Edel Howlin: “If only these paintings could talk!”
Ken Pridgeon:“These paintings do talk. We talk to them.”
The more than 80 larger than life canvas paintings of fallen Texas soldiers cover every single wall space. Measuring 3 feet x 4 feet, each one is hand-painted by Pridgeon a former sign painter and an air force veteran.
“I’m a poor man’s Norman Rockwell and in the backgrounds I depict a little bit of the story of their lives and in Wesley’s case he was a gulf coast fisherman, he was a whitewater rafter and he was a mudder.”
The picture Pridgeon is describing is of Wesley Riggs, a Baytown resident who was killed in Iraq in 2005. Riggs is also the portrait that started the entire gallery two years ago. Once other families saw Riggs, the portrait requests started pouring in.
Each painting is different representing the soldier’s personality, something which Pridgeon researches online or talks to the family about. It takes him about four days to paint each portrait, he does it completely free of charge and says it’s for his boys and girls.
“If I hadn’t been given this opportunity but I knew that this opportunity exist. I would go and sell everything I owned to just go and purchase a small piece of it.”
As Pridgeon gives a tour of the fallen warriors one name looks familiar, Clay Hunt. Hunt was a former Marine and a member of veteran first responder organization Team Rubicon. His name was mentioned when we interviewed Team Rubicon members earlier this year as they were struggling to come to terms with his suicide.
“Clay was a great guy and he was one of our PTSD boys and Clay was a sniper as you can see.
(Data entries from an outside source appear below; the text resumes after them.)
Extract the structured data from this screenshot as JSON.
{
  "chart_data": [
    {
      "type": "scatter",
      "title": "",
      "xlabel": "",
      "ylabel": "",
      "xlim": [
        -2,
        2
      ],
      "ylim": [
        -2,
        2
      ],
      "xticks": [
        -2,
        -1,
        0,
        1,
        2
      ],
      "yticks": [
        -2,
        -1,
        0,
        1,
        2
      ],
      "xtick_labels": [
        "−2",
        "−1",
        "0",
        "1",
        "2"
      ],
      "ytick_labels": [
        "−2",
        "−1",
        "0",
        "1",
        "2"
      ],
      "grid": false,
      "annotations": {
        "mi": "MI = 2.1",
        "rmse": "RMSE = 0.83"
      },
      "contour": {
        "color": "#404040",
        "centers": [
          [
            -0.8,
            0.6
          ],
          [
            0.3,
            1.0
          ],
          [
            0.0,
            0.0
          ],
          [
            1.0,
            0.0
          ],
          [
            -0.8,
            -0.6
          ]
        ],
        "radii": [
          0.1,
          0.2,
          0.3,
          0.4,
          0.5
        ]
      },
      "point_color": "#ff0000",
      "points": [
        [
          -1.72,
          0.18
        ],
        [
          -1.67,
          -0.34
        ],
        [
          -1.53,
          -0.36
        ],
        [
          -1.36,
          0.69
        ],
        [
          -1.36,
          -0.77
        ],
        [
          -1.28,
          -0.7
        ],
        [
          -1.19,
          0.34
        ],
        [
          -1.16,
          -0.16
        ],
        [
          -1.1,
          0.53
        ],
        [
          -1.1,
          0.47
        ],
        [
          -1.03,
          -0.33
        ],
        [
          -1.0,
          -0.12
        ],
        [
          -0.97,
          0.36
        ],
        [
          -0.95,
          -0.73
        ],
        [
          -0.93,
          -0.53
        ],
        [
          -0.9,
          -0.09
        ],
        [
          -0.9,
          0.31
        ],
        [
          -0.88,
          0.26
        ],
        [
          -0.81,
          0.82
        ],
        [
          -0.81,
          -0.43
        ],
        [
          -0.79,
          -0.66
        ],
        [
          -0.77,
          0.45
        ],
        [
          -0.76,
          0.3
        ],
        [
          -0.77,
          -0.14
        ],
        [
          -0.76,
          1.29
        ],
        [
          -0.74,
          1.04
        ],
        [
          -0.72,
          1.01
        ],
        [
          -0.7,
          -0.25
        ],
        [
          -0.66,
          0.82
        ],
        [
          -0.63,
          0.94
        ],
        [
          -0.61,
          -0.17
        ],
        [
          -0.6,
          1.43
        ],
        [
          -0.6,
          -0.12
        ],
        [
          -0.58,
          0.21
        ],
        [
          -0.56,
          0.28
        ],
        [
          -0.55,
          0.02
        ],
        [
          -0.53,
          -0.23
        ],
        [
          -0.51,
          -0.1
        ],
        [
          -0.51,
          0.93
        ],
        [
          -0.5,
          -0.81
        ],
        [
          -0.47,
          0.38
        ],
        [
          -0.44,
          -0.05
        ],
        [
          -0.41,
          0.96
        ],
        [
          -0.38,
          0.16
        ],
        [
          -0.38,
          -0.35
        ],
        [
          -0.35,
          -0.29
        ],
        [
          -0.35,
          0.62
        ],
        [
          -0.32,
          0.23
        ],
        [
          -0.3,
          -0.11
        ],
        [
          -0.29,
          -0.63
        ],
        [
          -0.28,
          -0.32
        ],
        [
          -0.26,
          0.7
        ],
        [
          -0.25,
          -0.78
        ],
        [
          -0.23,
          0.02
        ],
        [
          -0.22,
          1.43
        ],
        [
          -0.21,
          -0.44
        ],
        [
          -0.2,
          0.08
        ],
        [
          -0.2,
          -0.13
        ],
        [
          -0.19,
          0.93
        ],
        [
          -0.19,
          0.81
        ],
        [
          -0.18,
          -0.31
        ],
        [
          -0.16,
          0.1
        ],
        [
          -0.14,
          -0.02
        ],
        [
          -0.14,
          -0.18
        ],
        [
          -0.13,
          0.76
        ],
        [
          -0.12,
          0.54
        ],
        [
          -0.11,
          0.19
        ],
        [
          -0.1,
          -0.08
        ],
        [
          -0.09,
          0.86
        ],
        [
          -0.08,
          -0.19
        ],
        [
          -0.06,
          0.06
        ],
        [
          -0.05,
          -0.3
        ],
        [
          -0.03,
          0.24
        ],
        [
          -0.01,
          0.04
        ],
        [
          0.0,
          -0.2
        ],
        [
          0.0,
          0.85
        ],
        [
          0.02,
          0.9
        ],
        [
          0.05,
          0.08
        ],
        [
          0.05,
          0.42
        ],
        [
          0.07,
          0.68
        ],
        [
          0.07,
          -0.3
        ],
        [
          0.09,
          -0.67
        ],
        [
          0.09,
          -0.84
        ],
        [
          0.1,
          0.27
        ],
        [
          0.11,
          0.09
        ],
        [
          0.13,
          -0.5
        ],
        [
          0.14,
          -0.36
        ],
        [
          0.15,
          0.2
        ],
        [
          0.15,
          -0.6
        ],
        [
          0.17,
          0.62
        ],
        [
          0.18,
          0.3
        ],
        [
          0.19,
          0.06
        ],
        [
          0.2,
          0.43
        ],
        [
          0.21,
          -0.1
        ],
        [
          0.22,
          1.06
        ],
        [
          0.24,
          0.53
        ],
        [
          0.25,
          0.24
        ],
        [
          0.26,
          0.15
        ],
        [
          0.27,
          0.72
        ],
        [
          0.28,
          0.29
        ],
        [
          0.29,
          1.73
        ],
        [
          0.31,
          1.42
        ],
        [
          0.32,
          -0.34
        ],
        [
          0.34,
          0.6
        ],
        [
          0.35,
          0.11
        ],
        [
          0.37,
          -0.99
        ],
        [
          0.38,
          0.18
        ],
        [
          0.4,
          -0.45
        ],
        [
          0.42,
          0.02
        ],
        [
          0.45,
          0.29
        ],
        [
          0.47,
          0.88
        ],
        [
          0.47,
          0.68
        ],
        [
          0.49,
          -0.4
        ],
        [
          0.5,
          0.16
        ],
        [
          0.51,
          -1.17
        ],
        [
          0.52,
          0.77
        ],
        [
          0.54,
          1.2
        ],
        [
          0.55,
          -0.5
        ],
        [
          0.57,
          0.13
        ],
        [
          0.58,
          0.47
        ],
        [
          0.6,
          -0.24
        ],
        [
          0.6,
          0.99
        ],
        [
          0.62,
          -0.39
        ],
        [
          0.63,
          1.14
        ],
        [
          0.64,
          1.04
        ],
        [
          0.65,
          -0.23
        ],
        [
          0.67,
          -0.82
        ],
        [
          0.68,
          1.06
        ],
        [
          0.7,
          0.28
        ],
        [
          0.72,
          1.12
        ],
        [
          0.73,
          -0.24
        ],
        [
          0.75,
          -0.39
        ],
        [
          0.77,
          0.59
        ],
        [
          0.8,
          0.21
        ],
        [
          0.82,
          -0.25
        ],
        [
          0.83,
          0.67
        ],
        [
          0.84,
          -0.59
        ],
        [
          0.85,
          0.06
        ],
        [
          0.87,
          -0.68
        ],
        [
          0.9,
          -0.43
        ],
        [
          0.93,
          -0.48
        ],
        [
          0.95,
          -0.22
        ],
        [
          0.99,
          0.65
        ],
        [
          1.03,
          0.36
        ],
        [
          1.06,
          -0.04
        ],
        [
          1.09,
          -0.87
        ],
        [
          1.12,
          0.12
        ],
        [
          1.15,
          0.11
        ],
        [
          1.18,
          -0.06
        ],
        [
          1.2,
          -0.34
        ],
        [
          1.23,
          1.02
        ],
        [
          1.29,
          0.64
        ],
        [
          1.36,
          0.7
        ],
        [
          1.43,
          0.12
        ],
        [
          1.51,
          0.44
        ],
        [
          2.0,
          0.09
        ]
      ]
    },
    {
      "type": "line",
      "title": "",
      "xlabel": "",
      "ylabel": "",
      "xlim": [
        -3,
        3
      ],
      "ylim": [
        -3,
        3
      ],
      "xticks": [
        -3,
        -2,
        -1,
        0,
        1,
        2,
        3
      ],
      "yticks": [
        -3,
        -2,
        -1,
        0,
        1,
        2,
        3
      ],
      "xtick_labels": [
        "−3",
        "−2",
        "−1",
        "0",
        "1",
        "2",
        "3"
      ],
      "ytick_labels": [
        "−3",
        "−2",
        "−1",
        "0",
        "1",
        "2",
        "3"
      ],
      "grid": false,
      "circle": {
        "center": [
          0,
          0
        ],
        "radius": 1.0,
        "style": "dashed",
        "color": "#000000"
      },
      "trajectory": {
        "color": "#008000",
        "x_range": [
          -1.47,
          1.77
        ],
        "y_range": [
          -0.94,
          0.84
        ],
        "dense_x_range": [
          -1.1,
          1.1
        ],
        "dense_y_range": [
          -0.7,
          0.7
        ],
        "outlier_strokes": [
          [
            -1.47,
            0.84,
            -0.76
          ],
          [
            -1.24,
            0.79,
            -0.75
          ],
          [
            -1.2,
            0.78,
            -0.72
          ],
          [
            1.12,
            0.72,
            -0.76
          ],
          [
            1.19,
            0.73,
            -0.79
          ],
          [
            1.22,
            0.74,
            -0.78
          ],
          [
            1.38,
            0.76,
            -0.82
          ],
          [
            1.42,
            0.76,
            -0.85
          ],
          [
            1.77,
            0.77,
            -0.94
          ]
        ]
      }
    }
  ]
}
Played the guitar when he was younger and won the Navy Cross, that’s one of the medals displayed on his chest.”
Pridgeon gave an 18 x 24 inch copy of Hunt’s portrait to his parents. Something he does for every parent, wife or husband who visits the gallery.
“People really become emotional. I have people come in one side of the building here and find their son on the wall and they have their cry and we talk about it together, etc. By the time they walk out the other side, they’re laughing and joking. It’s a healing process.”